Linguini Carbonara

So the very first Monday we started implementing Meatless Mondays into our routine didn’t go so well.  Derek and I get home from school famished as usual.  I make us these big beautiful sandwiches, his turkey, mine roasted buffalo.  We dig in like a bunch of animals.  Halfway through I realized what we’ve done.  We laugh at our vegetarian incompetence and go on eating our delicious sandwiches.  But I commit to going through with it for the rest of the night.  I made the Spaghetti Squash with Marinara and we are in heaven.  I think, “I can do this!”  I go to work that night, and after about a minute I realize that working at a steakhouse might be a little, let’s say, torturous on these Mondays.  To top it all off my friend Kate has ordered some Spaghetti Carbonara from La Traviata, and of course offers me some.  I had never been to the restaurant, even though their owner and GM frequent our restaurant bar and are great people.  She tells me it’s the best carbonara she’s ever had.  I’m salivating like mad, but refuse her nonetheless.  But let me tell you, I had been thinking about that tempting little dish of pasta since.  Derek and I finally made it to La Traviata for dinner; a lovely little spot nestled downtown, apparently always packed, and the food is delicious.  When that beautiful bowl of spaghetti carbonara hit my table it was almost a relief, since I had been thinking about it for so long.  And it did not disappoint; luxurious and smoky from the pancetta with the bite from the green onions.  It was wonderful night.  I decided to make it for myself.  I was craving something decadent.  I snagged the recipe from as I had seen Anne Burrell make it on her show at some point.  It was amazing, and so easy to put together!  They (who “they” are exactly I’m not sure, maybe Italians) say that a true carbonara has no cream in it, the creaminess comes from the eggs.  I like heavy cream just like the next guy, but I loved the yolky richness when the cream was omitted.   This dish will surely fill you up, the way only a beautifully simple pasta dish can do.
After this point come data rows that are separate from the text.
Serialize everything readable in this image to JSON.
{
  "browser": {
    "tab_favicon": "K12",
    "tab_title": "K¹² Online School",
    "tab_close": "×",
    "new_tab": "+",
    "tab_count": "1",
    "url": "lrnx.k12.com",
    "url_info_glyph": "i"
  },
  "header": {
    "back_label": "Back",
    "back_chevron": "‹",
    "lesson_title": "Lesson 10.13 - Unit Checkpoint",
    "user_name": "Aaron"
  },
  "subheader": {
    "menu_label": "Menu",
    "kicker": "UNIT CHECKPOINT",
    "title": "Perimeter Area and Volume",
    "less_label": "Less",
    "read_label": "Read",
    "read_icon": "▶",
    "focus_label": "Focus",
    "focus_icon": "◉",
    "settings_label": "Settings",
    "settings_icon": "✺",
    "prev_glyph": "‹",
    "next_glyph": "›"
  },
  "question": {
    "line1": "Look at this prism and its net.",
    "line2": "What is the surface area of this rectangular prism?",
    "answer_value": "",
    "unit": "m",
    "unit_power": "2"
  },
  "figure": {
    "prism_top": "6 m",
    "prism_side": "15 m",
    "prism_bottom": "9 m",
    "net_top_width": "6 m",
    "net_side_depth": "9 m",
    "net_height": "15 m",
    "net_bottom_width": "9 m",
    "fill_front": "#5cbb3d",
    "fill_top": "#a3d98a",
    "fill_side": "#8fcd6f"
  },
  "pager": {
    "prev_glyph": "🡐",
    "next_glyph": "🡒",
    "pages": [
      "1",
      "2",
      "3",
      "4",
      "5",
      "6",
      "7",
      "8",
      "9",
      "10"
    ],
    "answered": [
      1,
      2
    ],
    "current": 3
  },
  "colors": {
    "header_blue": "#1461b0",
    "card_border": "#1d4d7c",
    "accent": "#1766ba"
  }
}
Linguini Carbonara (adapted from Anne Burrell,

  • 12 oz fresh pasta, spaghetti or linguini
  • 1/4 to 1/2 cup of pancetta, diced
  • 1-2 tablespoons olive oil
  • 4 eggs, 2 whole 2 yolks
  • 1/2 cup grated pecorino romano, or 1/2 pecorino 1/2 parmesan, plus more for topping
  • tons of freshly grated pepper
  • salt
  • 3 green onions, thinly sliced

Set a large pot of water to boil.  Once boiling, heavily salt the water and cook pasta to package instructions.  Add olive oil to a large skillet and set over medium heat.  Add pancetta and cook until the pieces are browned.  Set the pan aside to let it cool down just a bit.  In a large bowl add the eggs, yolks, cheese, salt and pepper, and whisk until well incorporated.  Once pasta is done, drain but not too well, some of the pasta water will thicken the sauce.  Set the pan of pancetta to medium-low heat, add pasta and stir until warm (not hot, if the pasta is too hot when you add the egg mixture you’ll get scrambled eggs).  Add the egg mixture and stir vigorously and continuously for about two minutes, until the sauce is thick.  Plate and top with more pecorino and green onions.